My daughter is white and both of these young men are black. Their attitudes, their actions, their beliefs and the way they choose to treat women has nothing to do with their race. In fact, it has nothing to do with their family background, their choice of religion or their cultural values. It has to do with their own personal choices and their own personal views. You cannot get to know someone if you allow the color of their skin, their religious choice, or their cultural background stop you before you ever say, “Hello.”
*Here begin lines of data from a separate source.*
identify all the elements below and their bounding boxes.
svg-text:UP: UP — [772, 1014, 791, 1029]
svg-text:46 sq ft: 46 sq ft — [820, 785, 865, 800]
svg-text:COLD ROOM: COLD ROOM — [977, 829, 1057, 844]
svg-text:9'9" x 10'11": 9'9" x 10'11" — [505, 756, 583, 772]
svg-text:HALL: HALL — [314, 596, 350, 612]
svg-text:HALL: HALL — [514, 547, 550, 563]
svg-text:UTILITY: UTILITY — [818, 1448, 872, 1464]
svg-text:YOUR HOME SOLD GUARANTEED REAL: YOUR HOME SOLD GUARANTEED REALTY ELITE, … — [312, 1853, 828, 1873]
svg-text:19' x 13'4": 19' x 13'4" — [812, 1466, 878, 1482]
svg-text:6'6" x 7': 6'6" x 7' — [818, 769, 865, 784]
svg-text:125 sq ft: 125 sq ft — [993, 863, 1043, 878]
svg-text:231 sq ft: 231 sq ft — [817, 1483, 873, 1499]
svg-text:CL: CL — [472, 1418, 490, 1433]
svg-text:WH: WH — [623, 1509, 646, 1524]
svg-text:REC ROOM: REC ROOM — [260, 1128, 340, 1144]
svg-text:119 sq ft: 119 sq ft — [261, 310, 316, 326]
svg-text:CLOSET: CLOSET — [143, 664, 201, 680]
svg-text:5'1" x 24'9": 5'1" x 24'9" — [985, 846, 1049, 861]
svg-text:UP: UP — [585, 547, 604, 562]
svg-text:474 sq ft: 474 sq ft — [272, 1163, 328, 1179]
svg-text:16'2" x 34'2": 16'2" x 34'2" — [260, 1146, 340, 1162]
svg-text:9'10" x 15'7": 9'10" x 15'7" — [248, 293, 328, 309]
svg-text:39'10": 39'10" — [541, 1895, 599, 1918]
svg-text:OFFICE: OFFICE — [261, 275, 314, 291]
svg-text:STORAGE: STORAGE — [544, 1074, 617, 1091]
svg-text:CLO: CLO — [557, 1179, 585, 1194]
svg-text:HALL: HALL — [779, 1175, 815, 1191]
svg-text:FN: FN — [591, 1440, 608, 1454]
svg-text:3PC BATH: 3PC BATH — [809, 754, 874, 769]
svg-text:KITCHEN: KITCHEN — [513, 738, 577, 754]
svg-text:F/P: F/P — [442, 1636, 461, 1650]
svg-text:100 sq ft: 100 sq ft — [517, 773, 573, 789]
I know a young lady who married the “perfect man”, as far as her family was concerned. He was from a good family, dressed well, had obtained a degree, landed a great job and bought his new wife a wonderful house as a wedding present. He went to the same church as this young lady’s family and spend every Sunday at dinner with her family or his. It was the perfect life. Or was it? There were no racial, cultural or religious differences between the two. This young lady made the “perfect” wife – she took care of the house, agree to start a family immediately, and always had dinner on the table when her husband walked in the door at the end of the day. He allowed her to work part-time, with an agreement that she would stay at home upon the birth of their first child, which she did. What no one saw, could fathom, or knew until it was too late, was that this man – for all his perfection on the surface – was a control freak and an abuser behind closed doors. It started off with verbal abuse, but quickly elevated to physical abuse. She would avoid her family to keep them from seeing the bruises and the black eyes. After the birth of her first child, she allowed him to beat her exactly one time. When he went to work the next day, she packed up her child, went home to her parents and filed a police report. Everyone was in shock! No one could believe this was happening and did not want to believe that this was not the first time – until she produced the photos from previous incidents and the emergency room reports from all the times she had “fallen down the stairs,” “ran into a door,” or some other contrived act of clumsiness.
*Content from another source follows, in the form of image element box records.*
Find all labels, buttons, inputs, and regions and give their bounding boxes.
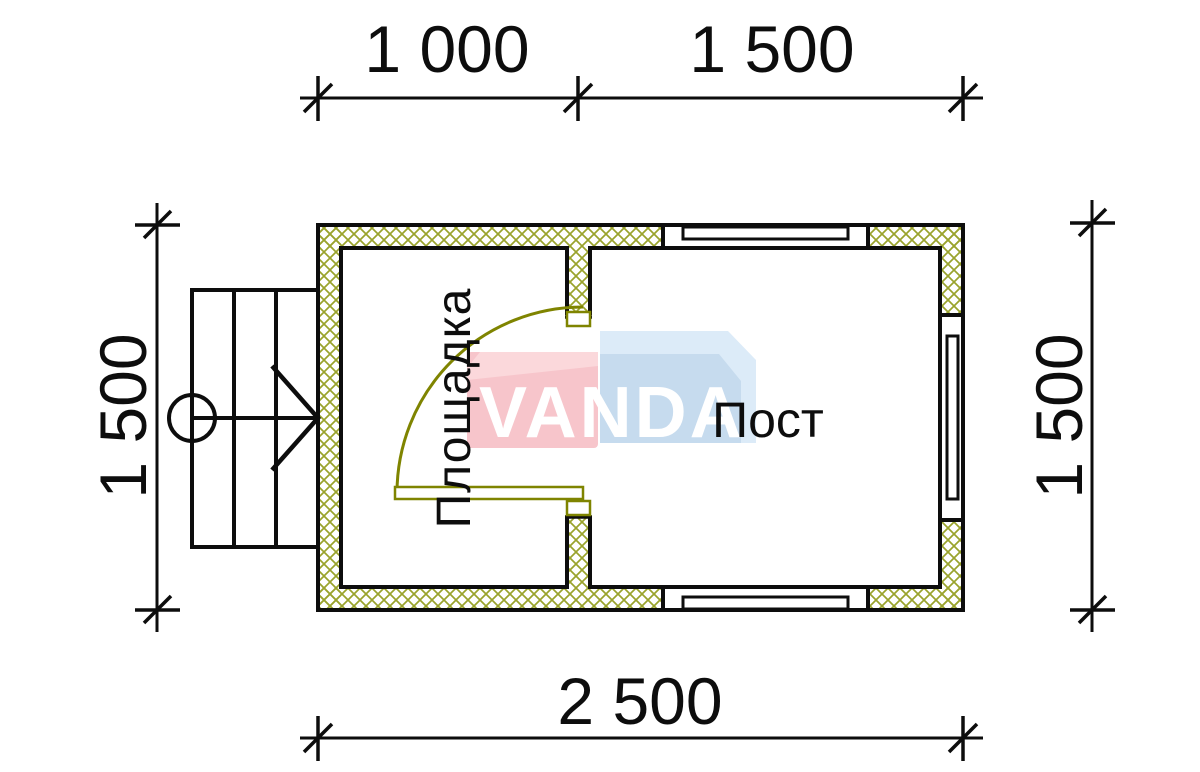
- dimension-top-left-value: 1 000: [364, 12, 529, 86]
- watermark-text: VANDA: [479, 373, 745, 453]
- room-label-right: Пост: [712, 392, 824, 448]
- window-bottom: [663, 587, 868, 610]
- window-right: [940, 315, 963, 520]
- dimension-top-right-value: 1 500: [689, 12, 854, 86]
- floor-plan-page: VANDA: [0, 0, 1200, 772]
- window-right-frame: [947, 336, 958, 499]
- room-label-left: Площадка: [428, 288, 481, 529]
- dimension-top: 1 000 1 500: [300, 12, 983, 121]
- dimension-left-value: 1 500: [86, 333, 160, 498]
- window-top-frame: [683, 227, 848, 239]
- door-leaf: [395, 487, 583, 499]
- entrance-steps: [169, 290, 318, 547]
- dimension-right: 1 500: [1022, 200, 1115, 632]
- door-jamb-block-top: [567, 312, 590, 326]
- window-top: [663, 225, 868, 248]
- dimension-right-value: 1 500: [1022, 333, 1096, 498]
- dimension-bottom-value: 2 500: [557, 664, 722, 738]
- dimension-bottom: 2 500: [300, 664, 983, 761]
- dimension-left: 1 500: [86, 203, 180, 632]
- door-jamb-block-bottom: [567, 501, 590, 515]
- window-bottom-frame: [683, 597, 848, 609]
- floor-plan-canvas: VANDA: [0, 0, 1200, 772]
I would much rather my daughter marry a man that was good to her, respected her and would never harm her, and loved her with truth though he be a different race, religion or cultural background than I would her marry a man of the identical race, religion and cultural background who abused her emotionally, verbally or physically – or simply did not respect her.
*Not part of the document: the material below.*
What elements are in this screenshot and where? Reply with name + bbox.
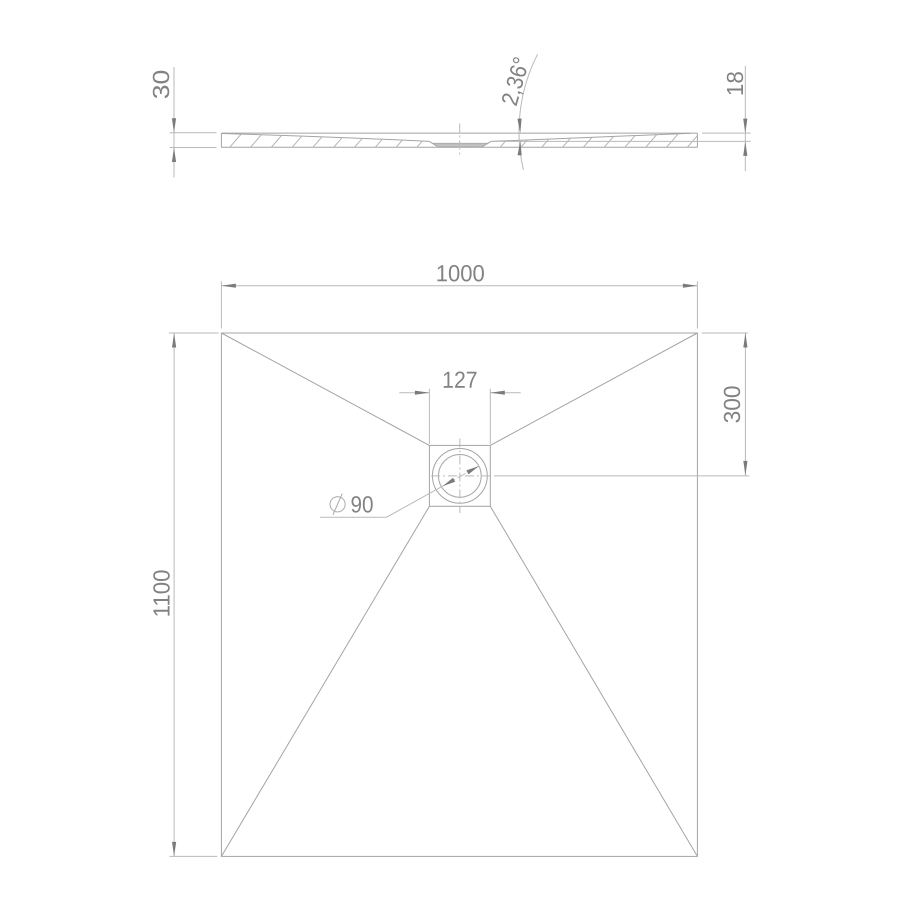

When you get upset about who your child chooses to date, please consider this. Get to know the person before you make a judgment. Talk to your child and find out what they see in this person that you don’t. Then discourage or encourage dating based on what is important – respect for your son and daughter and themselves, kindness, compassion, understanding, acceptance and truth. Protect your child fiercely, as all parents should, but make sure that you are protecting them from the “right” circumstances.